Munich Quantum Valley
(Third Party Funds Single)
Title of the overall project:
Project start: 01/10/2021
Funders: Bayerisches Staatsministerium für Wissenschaft und Kunst (StMWK) (seit 2018)
Quantum information processing (QIP), and generally the use of quantum technologies (QT) for communication, sensing, metrology and computational purposes, has become a key technology during the last decade for the advancement of science and technology. The capability to prepare and manipulate quantum states and to generate superpositions and entanglement on demand has led to the development of measurement and computational procedures, which promise to perform well beyond classical tools. During the last two decades, the physics of quantum information (QI) has been developed in laboratories and routes to quantum devices with unsurpassed features have been demonstrated [ARU19]. In particular, it has been shown that quantum computing (QC) promises unprecedented computational power for the solution of some hard problems, especially when quantum features are involved, as for example, in chemical calculations and for quantum simulations of many-body problems as are frequently encountered in material sciences. Moreover, quantum procedures enhance optimization routines and can be used for the efficient solution of some hard mathematical problems, such as factoring.
During the last decade, laboratory realizations of quantum computers have demonstrated their unique computational capabilities and spawned the efforts to make such devices available for a wider use in industrial applications.
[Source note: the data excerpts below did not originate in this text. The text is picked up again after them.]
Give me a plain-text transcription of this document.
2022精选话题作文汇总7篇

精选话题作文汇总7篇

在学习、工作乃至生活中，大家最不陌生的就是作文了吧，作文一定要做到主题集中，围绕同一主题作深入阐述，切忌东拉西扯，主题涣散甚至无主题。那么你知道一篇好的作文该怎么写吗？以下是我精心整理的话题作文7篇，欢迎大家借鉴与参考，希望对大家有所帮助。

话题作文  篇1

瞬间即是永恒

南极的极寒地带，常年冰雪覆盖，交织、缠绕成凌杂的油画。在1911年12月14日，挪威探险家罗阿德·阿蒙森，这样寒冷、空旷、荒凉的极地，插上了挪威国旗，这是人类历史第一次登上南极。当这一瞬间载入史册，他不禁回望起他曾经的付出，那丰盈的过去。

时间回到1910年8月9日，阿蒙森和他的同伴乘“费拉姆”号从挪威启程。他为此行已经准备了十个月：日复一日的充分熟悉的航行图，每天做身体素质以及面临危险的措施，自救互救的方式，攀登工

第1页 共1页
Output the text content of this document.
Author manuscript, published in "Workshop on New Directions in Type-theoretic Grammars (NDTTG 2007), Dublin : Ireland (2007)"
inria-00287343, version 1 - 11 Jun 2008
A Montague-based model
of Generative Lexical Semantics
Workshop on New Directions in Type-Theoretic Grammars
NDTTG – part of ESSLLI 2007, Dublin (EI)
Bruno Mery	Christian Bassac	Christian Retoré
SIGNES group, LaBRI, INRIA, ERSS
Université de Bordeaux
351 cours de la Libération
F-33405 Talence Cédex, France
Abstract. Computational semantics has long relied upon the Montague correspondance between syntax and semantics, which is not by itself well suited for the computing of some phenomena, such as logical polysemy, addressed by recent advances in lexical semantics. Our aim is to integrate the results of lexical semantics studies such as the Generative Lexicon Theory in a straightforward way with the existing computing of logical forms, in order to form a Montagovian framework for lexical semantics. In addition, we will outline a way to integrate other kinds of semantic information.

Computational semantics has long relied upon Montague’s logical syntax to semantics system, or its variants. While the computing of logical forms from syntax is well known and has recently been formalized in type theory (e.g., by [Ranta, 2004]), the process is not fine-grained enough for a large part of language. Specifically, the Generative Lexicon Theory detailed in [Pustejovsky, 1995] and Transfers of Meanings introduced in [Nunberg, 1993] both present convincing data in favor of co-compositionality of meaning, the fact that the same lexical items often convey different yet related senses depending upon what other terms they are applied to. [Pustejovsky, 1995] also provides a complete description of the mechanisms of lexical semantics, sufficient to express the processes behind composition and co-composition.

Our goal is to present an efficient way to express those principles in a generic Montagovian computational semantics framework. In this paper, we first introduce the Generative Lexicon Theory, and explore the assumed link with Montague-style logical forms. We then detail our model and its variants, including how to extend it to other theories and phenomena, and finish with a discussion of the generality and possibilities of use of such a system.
IBM has made quantum computers available via cloud access and attracted a huge number of users and customers who want to get themselves acquainted with the new technology. Google has demonstrated what they coined “quantum supremacy”, i.e., it shows a large speedup compared with classical computational power. While the hitherto demonstrated algorithm (random circuits) is useless for practical purposes, it clearly demonstrated the quantum advantage that can be achieved. Such a computational potential led to the establishment of hundreds of startups, both hardware and software oriented, in search of realizing scalable quantum devices and algorithms. While much of the foundations and many demonstrated quantum features were obtained in Europe, most of these newly founded companies were established in the US, Canada, in Australia, some in the UK, the Netherlands and elsewhere in Europe, but very few in Germany. Realizing the potential advantages of QC and the general-purpose use of QT and pertaining devices, several initiatives are currently forming to establish QC and QT in Germany and, especially, in Bavaria. Expertise in QC and QT will enable advanced technologies and ensure the leading role of the German and the Bavarian industry for decades to come.
MQV – the Munich Quantum Valley initiative intends to combine the profound quantum knowledge of the research institutes and universities in Bavaria with expert technologies of companies and industry to develop and provide QC technology, and more generally, expertise in QT. New startup companies are expected to be established in the course of the proposed work, enhancing the technology environment and making Bavaria increasingly attractive for research and development. Moreover, the initiative aims at educating a new generation of engineers with a quantum technology background and quantum physicists with solid engineering expertise to establish the basis for new quantum applications and quantum devices as a resource for shaping the future.